Comparison of the means and SDs of the five subscale scores among the five JSSF patient groups: 1 ankle and hindfoot; 2 midfoot; 3 hallux; 4 lesser toe; and 5 rheumatoid arthritis. Asterisks (*p < 0.05; **p < 0.01) indicate p values from Dunnett-type comparisons with the rheumatoid arthritis group
Age and gender
The subscale scores for male and female patients were compared for three age groups (ages 16–39, ages 40–64, ages 65 and older, inclusive) in Fig. 4. The size of the sample analyzed in this work is large enough to allow subscale-specific comparisons of scores among age groups and genders. One-way ANOVA revealed that there were statistically significant differences (p < 0.001) among the age groups in all five subscales when only female patients were considered. When only male patients were considered, there were no statistical significant differences among the age groups for any of the subscales aside from the Physical Functioning and Daily Life subscale (p < 0.001). The scores of male and female patients are also compared in Fig. 4. In all subscales, the male scores were always higher than the female scores, whichever age group was considered; the differences between the male and female scores were sometimes significant, as shown in Fig. 4.

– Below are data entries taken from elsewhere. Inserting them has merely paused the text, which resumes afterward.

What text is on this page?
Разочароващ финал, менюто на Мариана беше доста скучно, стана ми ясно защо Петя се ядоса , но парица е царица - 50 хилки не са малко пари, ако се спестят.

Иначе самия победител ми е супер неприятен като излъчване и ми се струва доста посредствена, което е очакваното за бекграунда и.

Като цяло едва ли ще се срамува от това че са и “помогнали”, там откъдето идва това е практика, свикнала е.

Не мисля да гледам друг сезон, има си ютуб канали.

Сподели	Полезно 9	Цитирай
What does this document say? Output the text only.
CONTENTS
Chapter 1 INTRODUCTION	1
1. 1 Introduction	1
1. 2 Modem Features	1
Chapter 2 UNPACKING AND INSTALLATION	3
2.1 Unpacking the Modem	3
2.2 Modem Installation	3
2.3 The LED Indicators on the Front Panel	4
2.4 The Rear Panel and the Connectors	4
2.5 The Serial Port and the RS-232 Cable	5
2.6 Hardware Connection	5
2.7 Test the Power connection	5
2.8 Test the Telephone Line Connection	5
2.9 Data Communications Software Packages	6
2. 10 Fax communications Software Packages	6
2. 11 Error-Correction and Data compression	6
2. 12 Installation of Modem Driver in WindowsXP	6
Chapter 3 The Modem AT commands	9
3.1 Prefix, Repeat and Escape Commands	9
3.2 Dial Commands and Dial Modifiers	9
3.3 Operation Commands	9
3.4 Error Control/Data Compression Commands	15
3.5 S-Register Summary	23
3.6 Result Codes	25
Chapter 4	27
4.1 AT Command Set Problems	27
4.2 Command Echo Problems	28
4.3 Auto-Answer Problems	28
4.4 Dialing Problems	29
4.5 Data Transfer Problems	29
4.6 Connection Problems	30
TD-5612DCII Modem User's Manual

Mean subscale scores (and their SDs) for each age group (1 ages 16–39, 2 ages 40–64, 3 ages 65 and older, inclusive) and gender (open column male; closed column female). **p < 0.01 for comparisons between genders. Using ANOVA, the female-only scores were found to be significantly different among all age groups and subscales (p < 0.001), but when only males were considered, only the Physical Functioning and Daily Living subscale scores were only significantly different among the age groups
Comparison of the scores of patients and non-patients
As expected, patients scored lower (less healthy) on average than non-patients on each of the five subscales (Table 7). The p value from the Mann–Whitney test comparing patients and non-patients was less than 0.001 for all five subscales. The means and SDs of the five subscale scores for non-patients are summarized in Table 8. Older non-patients tended to present lower mean values than younger non-patients, and female non-patients tended to present lower mean values than male non-patients.
Sports items
Optional sports items were responded to by 275 patients and 197 non-patients. EFA of the resulting patient data showed that these items contributed to a single major factor, as seen before (data not shown). The test-retest reliability for sports items was similar to that observed for the other sets of items: ICC = 0.76, with a 95 % CI of 0.64–0.87. The mean ± SD of the Sports Activity score was 45.3 ± 34.2 in patients, and it was 95.7 ± 10.9 in non-patients. The difference in the mean scores of patients and non-patients was statistically significant (p < 0.001).
Discussion
Several patient-based and region-specific outcome instruments for patients with diseases or injuries of the foot and ankle region, such as the American Academy of Orthopaedic Surgeons lower limb outcomes assessment instruments (including the Foot and Ankle Module (AAOS-FA) [7], Foot and Ankle Ability Measure (FAAM) [8], Foot Health Status Questionnaire (FHSQ) [9], and Foot Function Index [10]), have been developed. Recently, a comparison of the responsiveness of the Manchester–Oxford foot questionnaire (MOXFQ) with those of the American Orthopaedic Foot Ankle Society [AOFAS] [11], SF-36 [12], and EuroQol (EQ-5D) [13] assessments following foot or ankle surgery was published [14]. Although the MOXFQ is a patient-based outcome measure, it was originally developed based on interviews with patients who had foot surgery. In the interviews, however, the Manchester Foot Pain and Disability Questionnaire (MFPDQ) [15] had been utilized as a template. In addition, the measurement properties of the MOXFQ were initially assessed in a specific group of patients undergoing surgery for hallux valgus [16, 17]. In this context, there is no new and original patient-based outcome instrument focusing only on the foot and ankle that is similar to the various instruments that have already been verified to be valid, repeatable, and reliable.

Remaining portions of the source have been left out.